An analysis of the examinations and their consistency with expected standards enables the Ministry to judge the impact of standards; schools that vary from them are required to take corrective action and report to the Ministry on the steps they are taking.

University teachers are also part of this process, although their participation has tended to be based on individual expertise, rather than encompassing any responsibility to represent and report to the larger university community. We suggest that, in future, universities and colleges see their role in the process as an opportunity to present their needs and requirements as part of the formation of standards, rather than remaining outside of that conversation.

We further suggest that professors and instructors who teach undergraduates in a discipline, rather than those at the professional (faculty of education) level, take part in the process.
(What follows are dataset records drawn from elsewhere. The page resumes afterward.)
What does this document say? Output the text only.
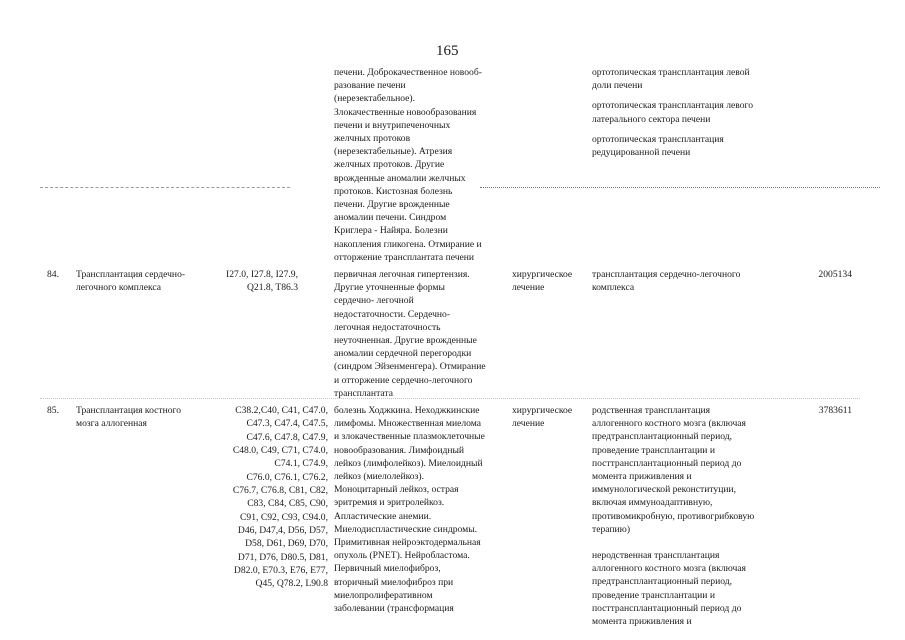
165
печени. Доброкачественное новооб-
разование печени
(нерезектабельное).
Злокачественные новообразования
печени и внутрипеченочных
желчных протоков
(нерезектабельные). Атрезия
желчных протоков. Другие
врожденные аномалии желчных
протоков. Кистозная болезнь
печени. Другие врожденные
аномалии печени. Синдром
Криглера - Найяра. Болезни
накопления гликогена. Отмирание и
отторжение трансплантата печени
ортотопическая трансплантация левой
доли печени
ортотопическая трансплантация левого
латерального сектора печени
ортотопическая трансплантация
редуцированной печени
84. Трансплантация сердечно-
легочного комплекса
I27.0, I27.8, I27.9,
Q21.8, T86.3
первичная легочная гипертензия.
Другие уточненные формы
сердечно- легочной
недостаточности. Сердечно-
легочная недостаточность
неуточненная. Другие врожденные
аномалии сердечной перегородки
(синдром Эйзенменгера). Отмирание
и отторжение сердечно-легочного
трансплантата
хирургическое
лечение
трансплантация сердечно-легочного
комплекса
2005134
85. Трансплантация костного
мозга аллогенная
C38.2,C40, C41, C47.0,
C47.3, C47.4, C47.5,
C47.6, C47.8, C47.9,
C48.0, C49, C71, C74.0,
C74.1, C74.9,
C76.0, C76.1, C76.2,
C76.7, C76.8, C81, C82,
C83, C84, C85, C90,
C91, C92, C93, C94.0,
D46, D47,4, D56, D57,
D58, D61, D69, D70,
D71, D76, D80.5, D81,
D82.0, E70.3, E76, E77,
Q45, Q78.2, L90.8
болезнь Ходжкина. Неходжкинские
лимфомы. Множественная миелома
и злокачественные плазмоклеточные
новообразования. Лимфоидный
лейкоз (лимфолейкоз). Миелоидный
лейкоз (миелолейкоз).
Моноцитарный лейкоз, острая
эритремия и эритролейкоз.
Апластические анемии.
Миелодиспластические синдромы.
Примитивная нейроэктодермальная
опухоль (PNET). Нейробластома.
Первичный миелофиброз,
вторичный миелофиброз при
миелопролиферативном
заболевании (трансформация
хирургическое
лечение
родственная трансплантация
аллогенного костного мозга (включая
предтрансплантационный период,
проведение трансплантации и
посттрансплантационный период до
момента приживления и
иммунологической реконституции,
включая иммуноадаптивную,
противомикробную, противогрибковую
терапию)
неродственная трансплантация
аллогенного костного мозга (включая
предтрансплантационный период,
проведение трансплантации и
посттрансплантационный период до
момента приживления и
3783611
People who will be teaching English, geography, or other courses to first-year university and college students are better placed to participate in decisions about acceptable levels of performance in Grade 12, and to work with secondary educators to help students make the transition from high school to college or university.

To date, the OAC examination review has been conducted in several subject areas (English language and literature, visual arts, calculus, economics, accounting, physics, chemistry, and Francais) and is currently scheduled to add one subject per year through 1996. While it is expected that schools or teachers will take action when a review indicates that there are areas that require attention, implementation has not been systematically monitored, and results have not been publicly reported.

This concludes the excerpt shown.